In this way, KSTAR functions in part as a testing ground where researchers hone methods and equipment before implementing them in larger reactors.
Upgrades to a part known as the divertor, which controls the massive heat and exhaust generated by fusion reactions, are one of the reasons the most recent run was successful. Tungsten, a metal that can withstand high temperatures, was used by engineers to replace older carbon components.
Such minor engineering choices seldom make headlines. However, they frequently decide whether plasma collapses or remains stable.
These experiments are also at the center of a larger energy discussion. Fusion is becoming more and more seen by investors and governments as a long-term solution to climate problems. Startups that promise small fusion reactors or novel magnetic confinement systems are receiving billions of dollars. Investors appear to think the technology is finally becoming more feasible.
Physicists are still generally cautious. Prior to encountering new technical obstacles, fusion research has yielded promising breakthroughs. It’s amazing that plasma can last for 100 seconds. However, the real test is still generating net electricity, or more energy out than energy in.

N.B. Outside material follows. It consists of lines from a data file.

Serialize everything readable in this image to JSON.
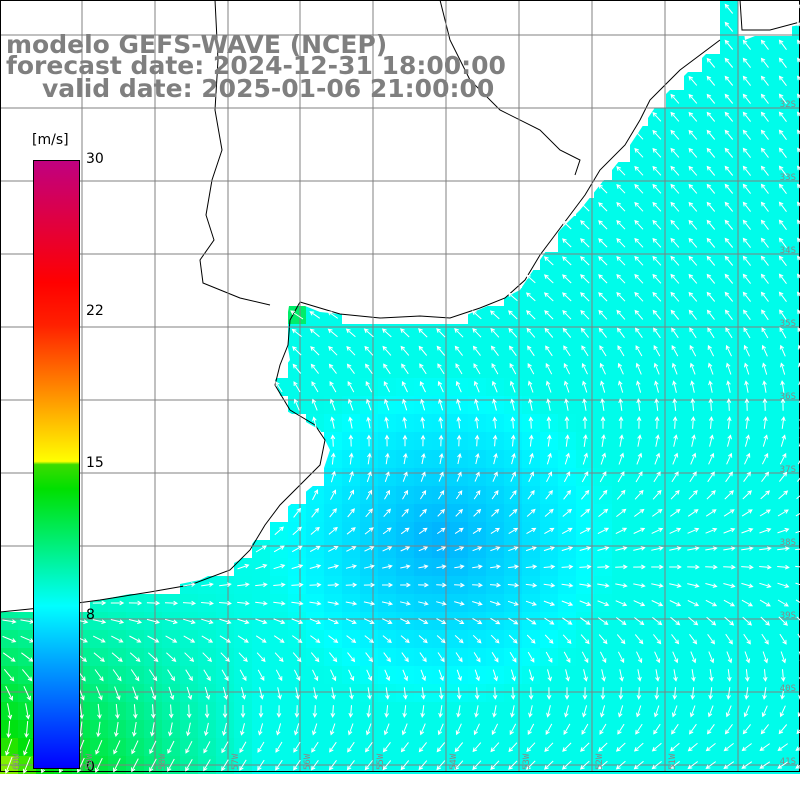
{
  "title": {
    "model": "modelo GEFS-WAVE (NCEP)",
    "forecast": "forecast date: 2024-12-31 18:00:00",
    "valid": "valid date: 2025-01-06 21:00:00"
  },
  "colorbar": {
    "unit": "[m/s]",
    "ticks": [
      "30",
      "22",
      "15",
      "8",
      "0"
    ],
    "min": 0,
    "max": 30,
    "stops": [
      {
        "value": 0,
        "color": "#0000ff"
      },
      {
        "value": 5,
        "color": "#00a0ff"
      },
      {
        "value": 8,
        "color": "#00ffff"
      },
      {
        "value": 14,
        "color": "#00e000"
      },
      {
        "value": 15,
        "color": "#ffff00"
      },
      {
        "value": 18.5,
        "color": "#ff8c00"
      },
      {
        "value": 22,
        "color": "#ff2000"
      },
      {
        "value": 24,
        "color": "#ff0000"
      },
      {
        "value": 30,
        "color": "#c00080"
      }
    ]
  },
  "axes": {
    "lat_labels": [
      "32S",
      "33S",
      "34S",
      "35S",
      "36S",
      "37S",
      "38S",
      "39S",
      "40S",
      "41S"
    ],
    "lon_labels": [
      "60W",
      "59W",
      "58W",
      "57W",
      "56W",
      "55W",
      "54W",
      "53W",
      "52W",
      "51W"
    ]
  },
  "colors": {
    "land": "#ffffff",
    "coastline": "#000000",
    "grid": "#808080",
    "arrows": "#ffffff",
    "title_text": "#7f7f7f"
  },
  "map": {
    "field": "wind speed and direction",
    "region": "Rio de la Plata / Uruguay / Buenos Aires coast",
    "prevailing_direction": "northeast to southwest in south, southeast to northwest in north"
  }
}
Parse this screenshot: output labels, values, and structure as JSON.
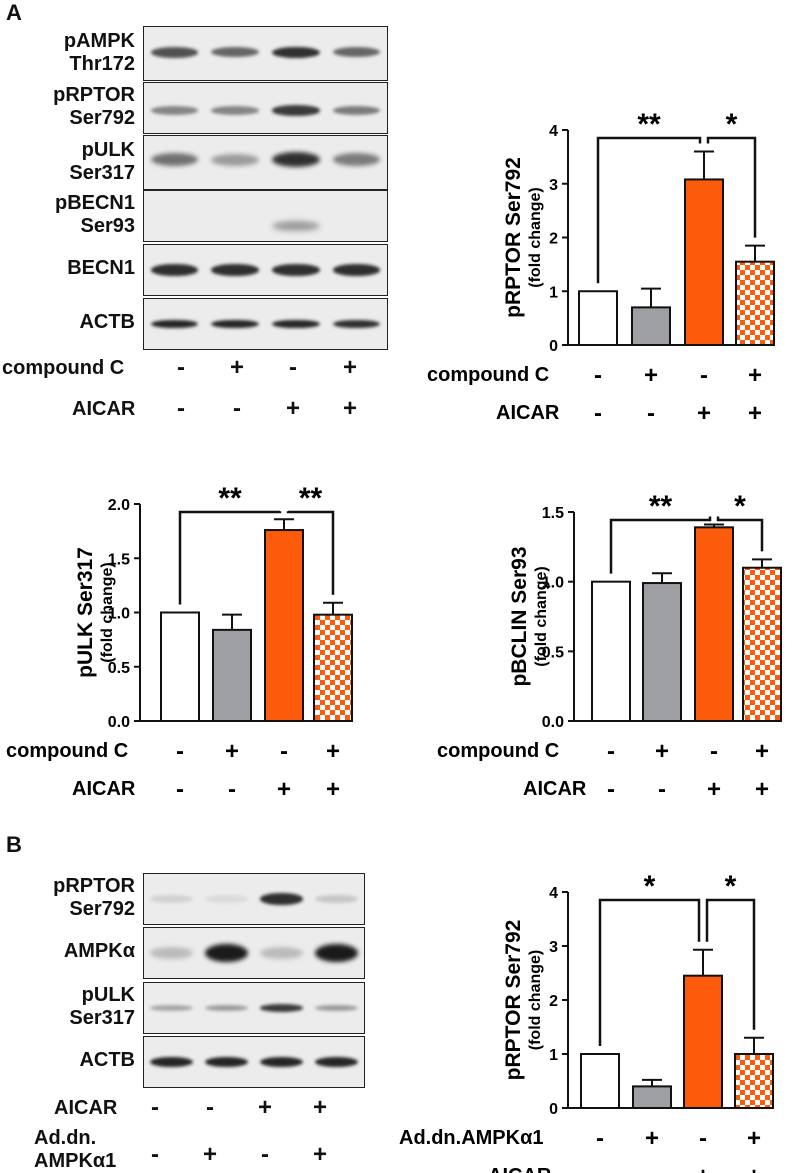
{
  "panel_a": {
    "letter": "A",
    "blot_labels": [
      "pAMPK\nThr172",
      "pRPTOR\nSer792",
      "pULK\nSer317",
      "pBECN1\nSer93",
      "BECN1",
      "ACTB"
    ],
    "conditions": [
      {
        "label": "compound C",
        "signs": [
          "-",
          "+",
          "-",
          "+"
        ]
      },
      {
        "label": "AICAR",
        "signs": [
          "-",
          "-",
          "+",
          "+"
        ]
      }
    ]
  },
  "panel_b": {
    "letter": "B",
    "blot_labels": [
      "pRPTOR\nSer792",
      "AMPKα",
      "pULK\nSer317",
      "ACTB"
    ],
    "conditions": [
      {
        "label": "AICAR",
        "signs": [
          "-",
          "-",
          "+",
          "+"
        ]
      },
      {
        "label": "Ad.dn.\nAMPKα1",
        "signs": [
          "-",
          "+",
          "-",
          "+"
        ]
      }
    ]
  },
  "chart_data": [
    {
      "type": "bar",
      "ylabel": "pRPTOR Ser792",
      "ylabel_sub": "(fold change)",
      "ylim": [
        0,
        4
      ],
      "yticks": [
        "0",
        "1",
        "2",
        "3",
        "4"
      ],
      "values": [
        1.0,
        0.7,
        3.08,
        1.55
      ],
      "errors": [
        0,
        0.35,
        0.52,
        0.3
      ],
      "bar_styles": [
        "white",
        "gray",
        "orange",
        "checker"
      ],
      "significance": [
        {
          "from": 0,
          "to": 2,
          "label": "**"
        },
        {
          "from": 2,
          "to": 3,
          "label": "*"
        }
      ],
      "conditions": [
        {
          "label": "compound C",
          "signs": [
            "-",
            "+",
            "-",
            "+"
          ]
        },
        {
          "label": "AICAR",
          "signs": [
            "-",
            "-",
            "+",
            "+"
          ]
        }
      ]
    },
    {
      "type": "bar",
      "ylabel": "pULK Ser317",
      "ylabel_sub": "(fold change)",
      "ylim": [
        0,
        2.0
      ],
      "yticks": [
        "0.0",
        "0.5",
        "1.0",
        "1.5",
        "2.0"
      ],
      "values": [
        1.0,
        0.84,
        1.76,
        0.98
      ],
      "errors": [
        0,
        0.14,
        0.1,
        0.11
      ],
      "bar_styles": [
        "white",
        "gray",
        "orange",
        "checker"
      ],
      "significance": [
        {
          "from": 0,
          "to": 2,
          "label": "**"
        },
        {
          "from": 2,
          "to": 3,
          "label": "**"
        }
      ],
      "conditions": [
        {
          "label": "compound C",
          "signs": [
            "-",
            "+",
            "-",
            "+"
          ]
        },
        {
          "label": "AICAR",
          "signs": [
            "-",
            "-",
            "+",
            "+"
          ]
        }
      ]
    },
    {
      "type": "bar",
      "ylabel": "pBCLIN Ser93",
      "ylabel_sub": "(fold change)",
      "ylim": [
        0,
        1.5
      ],
      "yticks": [
        "0.0",
        "0.5",
        "1.0",
        "1.5"
      ],
      "values": [
        1.0,
        0.99,
        1.39,
        1.1
      ],
      "errors": [
        0,
        0.07,
        0.02,
        0.06
      ],
      "bar_styles": [
        "white",
        "gray",
        "orange",
        "checker"
      ],
      "significance": [
        {
          "from": 0,
          "to": 2,
          "label": "**"
        },
        {
          "from": 2,
          "to": 3,
          "label": "*"
        }
      ],
      "conditions": [
        {
          "label": "compound C",
          "signs": [
            "-",
            "+",
            "-",
            "+"
          ]
        },
        {
          "label": "AICAR",
          "signs": [
            "-",
            "-",
            "+",
            "+"
          ]
        }
      ]
    },
    {
      "type": "bar",
      "ylabel": "pRPTOR Ser792",
      "ylabel_sub": "(fold change)",
      "ylim": [
        0,
        4
      ],
      "yticks": [
        "0",
        "1",
        "2",
        "3",
        "4"
      ],
      "values": [
        1.0,
        0.4,
        2.45,
        1.0
      ],
      "errors": [
        0,
        0.12,
        0.48,
        0.3
      ],
      "bar_styles": [
        "white",
        "gray",
        "orange",
        "checker"
      ],
      "significance": [
        {
          "from": 0,
          "to": 2,
          "label": "*"
        },
        {
          "from": 2,
          "to": 3,
          "label": "*"
        }
      ],
      "conditions": [
        {
          "label": "Ad.dn.AMPKα1",
          "signs": [
            "-",
            "+",
            "-",
            "+"
          ]
        },
        {
          "label": "AICAR",
          "signs": [
            "-",
            "-",
            "+",
            "+"
          ]
        }
      ]
    }
  ],
  "colors": {
    "orange": "#fb5b0a",
    "gray": "#9e9fa3",
    "white": "#ffffff",
    "axis": "#111111"
  }
}
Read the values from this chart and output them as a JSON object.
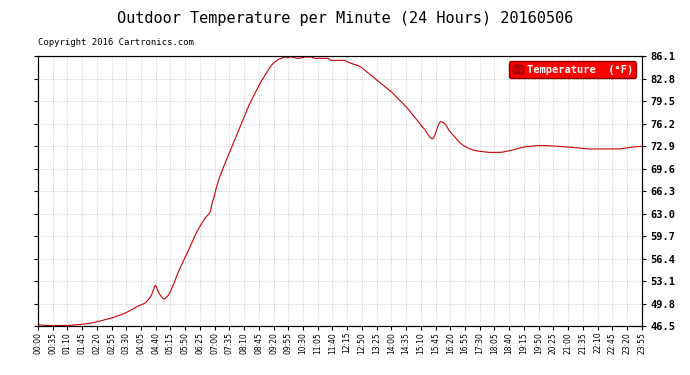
{
  "title": "Outdoor Temperature per Minute (24 Hours) 20160506",
  "copyright_text": "Copyright 2016 Cartronics.com",
  "legend_label": "Temperature  (°F)",
  "line_color": "#cc0000",
  "background_color": "#ffffff",
  "plot_bg_color": "#ffffff",
  "grid_color": "#aaaaaa",
  "yticks": [
    46.5,
    49.8,
    53.1,
    56.4,
    59.7,
    63.0,
    66.3,
    69.6,
    72.9,
    76.2,
    79.5,
    82.8,
    86.1
  ],
  "ylim": [
    46.5,
    86.1
  ],
  "xtick_labels": [
    "00:00",
    "00:35",
    "01:10",
    "01:45",
    "02:20",
    "02:55",
    "03:30",
    "04:05",
    "04:40",
    "05:15",
    "05:50",
    "06:25",
    "07:00",
    "07:35",
    "08:10",
    "08:45",
    "09:20",
    "09:55",
    "10:30",
    "11:05",
    "11:40",
    "12:15",
    "12:50",
    "13:25",
    "14:00",
    "14:35",
    "15:10",
    "15:45",
    "16:20",
    "16:55",
    "17:30",
    "18:05",
    "18:40",
    "19:15",
    "19:50",
    "20:25",
    "21:00",
    "21:35",
    "22:10",
    "22:45",
    "23:20",
    "23:55"
  ],
  "num_minutes": 1440,
  "key_points": {
    "0": 46.7,
    "30": 46.6,
    "60": 46.6,
    "90": 46.7,
    "120": 46.9,
    "150": 47.3,
    "180": 47.8,
    "210": 48.5,
    "240": 49.5,
    "255": 49.9,
    "260": 50.2,
    "270": 51.0,
    "275": 51.8,
    "280": 52.5,
    "285": 51.8,
    "290": 51.2,
    "295": 50.8,
    "300": 50.5,
    "310": 51.0,
    "320": 52.2,
    "330": 53.8,
    "340": 55.2,
    "350": 56.5,
    "360": 57.8,
    "370": 59.2,
    "380": 60.5,
    "390": 61.5,
    "400": 62.5,
    "410": 63.2,
    "415": 64.5,
    "420": 65.5,
    "425": 66.8,
    "430": 67.8,
    "440": 69.5,
    "450": 71.0,
    "460": 72.5,
    "470": 74.0,
    "480": 75.5,
    "490": 77.0,
    "500": 78.5,
    "510": 79.8,
    "520": 81.0,
    "530": 82.2,
    "540": 83.2,
    "550": 84.2,
    "560": 85.0,
    "570": 85.5,
    "575": 85.7,
    "580": 85.8,
    "585": 85.9,
    "590": 86.0,
    "595": 85.9,
    "600": 86.0,
    "605": 86.0,
    "610": 85.9,
    "620": 85.8,
    "630": 85.9,
    "640": 86.0,
    "645": 86.0,
    "650": 86.0,
    "660": 85.8,
    "670": 85.8,
    "680": 85.8,
    "690": 85.8,
    "700": 85.5,
    "710": 85.5,
    "720": 85.5,
    "730": 85.5,
    "740": 85.2,
    "750": 85.0,
    "760": 84.8,
    "770": 84.5,
    "780": 84.0,
    "790": 83.5,
    "800": 83.0,
    "820": 82.0,
    "840": 81.0,
    "860": 79.8,
    "880": 78.5,
    "900": 77.0,
    "920": 75.5,
    "940": 74.0,
    "960": 76.5,
    "970": 76.2,
    "980": 75.2,
    "990": 74.5,
    "1000": 73.8,
    "1010": 73.2,
    "1020": 72.8,
    "1030": 72.5,
    "1040": 72.3,
    "1060": 72.1,
    "1080": 72.0,
    "1100": 72.0,
    "1120": 72.2,
    "1140": 72.5,
    "1160": 72.8,
    "1200": 73.0,
    "1260": 72.8,
    "1320": 72.5,
    "1380": 72.5,
    "1420": 72.8,
    "1439": 72.9
  }
}
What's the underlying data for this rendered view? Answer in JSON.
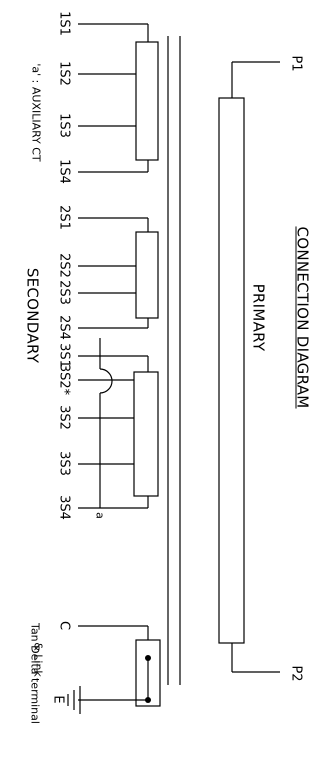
{
  "title": "CONNECTION DIAGRAM",
  "primary_label": "PRIMARY",
  "secondary_label": "SECONDARY",
  "auxiliary_note": "'a' : AUXILIARY CT",
  "primary_terminals": [
    "P1",
    "P2"
  ],
  "secondary_terminals": [
    "1S1",
    "1S2",
    "1S3",
    "1S4",
    "2S1",
    "2S2",
    "2S3",
    "2S4",
    "3S1",
    "3S2*",
    "3S2",
    "3S3",
    "3S4"
  ],
  "aux_tap_label": "a",
  "tan_delta": {
    "terminals": [
      "C",
      "E"
    ],
    "label_line1": "Tan Delta terminal",
    "label_line2": "& Link"
  }
}
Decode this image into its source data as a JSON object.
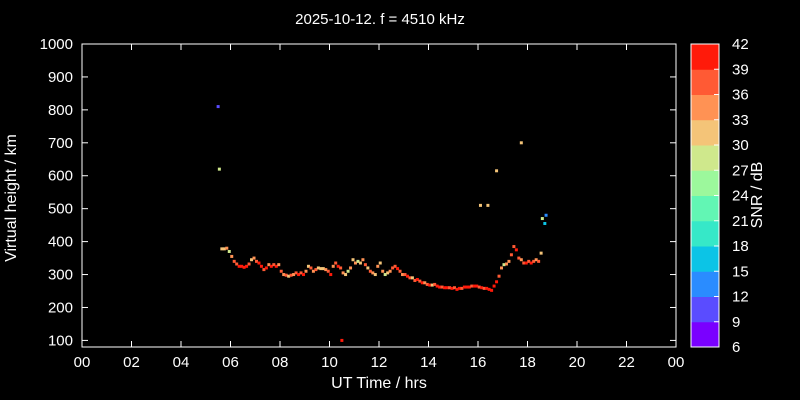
{
  "chart_data": {
    "type": "scatter",
    "title": "2025-10-12. f = 4510 kHz",
    "xlabel": "UT Time / hrs",
    "ylabel": "Virtual height / km",
    "xlim": [
      0,
      24
    ],
    "ylim": [
      80,
      1000
    ],
    "xticks": [
      "00",
      "02",
      "04",
      "06",
      "08",
      "10",
      "12",
      "14",
      "16",
      "18",
      "20",
      "22",
      "00"
    ],
    "yticks": [
      100,
      200,
      300,
      400,
      500,
      600,
      700,
      800,
      900,
      1000
    ],
    "grid": false,
    "colorbar": {
      "label": "SNR / dB",
      "range": [
        6,
        42
      ],
      "ticks": [
        6,
        9,
        12,
        15,
        18,
        21,
        24,
        27,
        30,
        33,
        36,
        39,
        42
      ],
      "colors": [
        "#7a00ff",
        "#5a4cff",
        "#2a8cff",
        "#0cc4e6",
        "#36e8c8",
        "#62f6b4",
        "#9cf89c",
        "#cfe88c",
        "#f4c478",
        "#ff9254",
        "#ff5a34",
        "#ff1a0a"
      ]
    },
    "series": [
      {
        "points": [
          [
            5.5,
            810,
            9
          ],
          [
            5.55,
            620,
            27
          ],
          [
            5.65,
            378,
            30
          ],
          [
            5.75,
            378,
            30
          ],
          [
            5.85,
            380,
            33
          ],
          [
            5.95,
            370,
            27
          ],
          [
            6.05,
            355,
            33
          ],
          [
            6.15,
            340,
            36
          ],
          [
            6.25,
            332,
            36
          ],
          [
            6.35,
            325,
            39
          ],
          [
            6.45,
            325,
            39
          ],
          [
            6.55,
            322,
            39
          ],
          [
            6.65,
            325,
            39
          ],
          [
            6.75,
            332,
            36
          ],
          [
            6.85,
            345,
            30
          ],
          [
            6.95,
            350,
            33
          ],
          [
            7.05,
            340,
            36
          ],
          [
            7.15,
            335,
            39
          ],
          [
            7.25,
            325,
            39
          ],
          [
            7.35,
            315,
            36
          ],
          [
            7.45,
            320,
            39
          ],
          [
            7.55,
            330,
            33
          ],
          [
            7.65,
            325,
            39
          ],
          [
            7.75,
            330,
            36
          ],
          [
            7.85,
            325,
            39
          ],
          [
            7.95,
            330,
            33
          ],
          [
            8.05,
            310,
            36
          ],
          [
            8.15,
            300,
            33
          ],
          [
            8.25,
            298,
            36
          ],
          [
            8.35,
            295,
            30
          ],
          [
            8.45,
            298,
            36
          ],
          [
            8.55,
            300,
            33
          ],
          [
            8.65,
            305,
            36
          ],
          [
            8.75,
            300,
            39
          ],
          [
            8.85,
            305,
            36
          ],
          [
            8.95,
            300,
            39
          ],
          [
            9.05,
            310,
            33
          ],
          [
            9.15,
            325,
            30
          ],
          [
            9.25,
            320,
            36
          ],
          [
            9.35,
            310,
            33
          ],
          [
            9.45,
            315,
            36
          ],
          [
            9.55,
            320,
            30
          ],
          [
            9.65,
            318,
            30
          ],
          [
            9.75,
            318,
            30
          ],
          [
            9.85,
            315,
            33
          ],
          [
            9.95,
            310,
            36
          ],
          [
            10.05,
            300,
            39
          ],
          [
            10.15,
            325,
            33
          ],
          [
            10.25,
            335,
            36
          ],
          [
            10.35,
            325,
            39
          ],
          [
            10.45,
            320,
            36
          ],
          [
            10.55,
            305,
            33
          ],
          [
            10.65,
            300,
            30
          ],
          [
            10.75,
            310,
            27
          ],
          [
            10.85,
            320,
            33
          ],
          [
            10.95,
            345,
            30
          ],
          [
            11.05,
            335,
            33
          ],
          [
            11.15,
            340,
            27
          ],
          [
            11.25,
            335,
            30
          ],
          [
            11.35,
            345,
            33
          ],
          [
            11.45,
            330,
            36
          ],
          [
            11.55,
            320,
            30
          ],
          [
            11.65,
            310,
            36
          ],
          [
            11.75,
            305,
            33
          ],
          [
            11.85,
            300,
            30
          ],
          [
            11.95,
            325,
            33
          ],
          [
            12.05,
            335,
            30
          ],
          [
            12.15,
            310,
            33
          ],
          [
            12.25,
            300,
            27
          ],
          [
            12.35,
            305,
            30
          ],
          [
            12.45,
            310,
            33
          ],
          [
            12.55,
            320,
            36
          ],
          [
            12.65,
            325,
            36
          ],
          [
            12.75,
            318,
            39
          ],
          [
            12.85,
            310,
            36
          ],
          [
            12.95,
            300,
            33
          ],
          [
            13.05,
            300,
            36
          ],
          [
            13.15,
            295,
            39
          ],
          [
            13.25,
            290,
            36
          ],
          [
            13.35,
            290,
            30
          ],
          [
            13.45,
            282,
            36
          ],
          [
            13.55,
            285,
            39
          ],
          [
            13.65,
            280,
            36
          ],
          [
            13.75,
            275,
            39
          ],
          [
            13.85,
            275,
            33
          ],
          [
            13.95,
            270,
            36
          ],
          [
            14.05,
            268,
            39
          ],
          [
            14.15,
            268,
            30
          ],
          [
            14.25,
            270,
            36
          ],
          [
            14.35,
            265,
            39
          ],
          [
            14.45,
            262,
            39
          ],
          [
            14.55,
            262,
            36
          ],
          [
            14.65,
            260,
            39
          ],
          [
            14.75,
            260,
            39
          ],
          [
            14.85,
            260,
            36
          ],
          [
            14.95,
            258,
            39
          ],
          [
            15.05,
            260,
            36
          ],
          [
            15.15,
            255,
            39
          ],
          [
            15.25,
            258,
            39
          ],
          [
            15.35,
            258,
            36
          ],
          [
            15.45,
            262,
            39
          ],
          [
            15.55,
            262,
            39
          ],
          [
            15.65,
            262,
            39
          ],
          [
            15.75,
            265,
            36
          ],
          [
            15.85,
            265,
            39
          ],
          [
            15.95,
            265,
            39
          ],
          [
            16.05,
            262,
            36
          ],
          [
            16.15,
            260,
            39
          ],
          [
            16.25,
            258,
            36
          ],
          [
            16.35,
            258,
            39
          ],
          [
            16.45,
            255,
            39
          ],
          [
            16.55,
            252,
            39
          ],
          [
            16.65,
            265,
            39
          ],
          [
            16.75,
            278,
            39
          ],
          [
            16.85,
            295,
            36
          ],
          [
            16.95,
            320,
            33
          ],
          [
            17.05,
            330,
            27
          ],
          [
            17.15,
            332,
            33
          ],
          [
            17.25,
            340,
            33
          ],
          [
            17.35,
            360,
            36
          ],
          [
            17.45,
            385,
            36
          ],
          [
            17.55,
            375,
            39
          ],
          [
            17.65,
            350,
            36
          ],
          [
            17.75,
            345,
            33
          ],
          [
            17.85,
            335,
            36
          ],
          [
            17.95,
            335,
            39
          ],
          [
            18.05,
            340,
            36
          ],
          [
            18.15,
            335,
            39
          ],
          [
            18.25,
            340,
            36
          ],
          [
            18.35,
            345,
            33
          ],
          [
            18.45,
            340,
            36
          ],
          [
            18.55,
            365,
            30
          ],
          [
            18.6,
            470,
            27
          ],
          [
            18.7,
            455,
            15
          ],
          [
            18.75,
            480,
            12
          ],
          [
            16.1,
            510,
            30
          ],
          [
            16.4,
            510,
            30
          ],
          [
            16.75,
            615,
            30
          ],
          [
            17.75,
            700,
            30
          ],
          [
            10.5,
            100,
            42
          ]
        ]
      }
    ]
  }
}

And a working reactor has not yet reached that milestone.
Even though the finish line is still far off, there is a subtle sense that humanity is moving closer to something significant as this field develops. Researchers learn something new about magnetic stability, heat transport, and turbulence with every longer plasma pulse. Fire-written lessons.
By 2026, the KSTAR team wants to maintain those scorching temperatures for 300 seconds. If that occurs, steady-state fusion—the point at which plasma can burn continuously as opposed to in short experimental bursts—will have advanced.
It’s still unclear if that future will materialize in ten or fifty years. Fusion is known for always being on the horizon. Occasionally, though, a new experiment brings that corner closer.
Additionally, scientists were able to hold something that remarkably resembles a tiny star for a hundred seconds in a South Korean laboratory.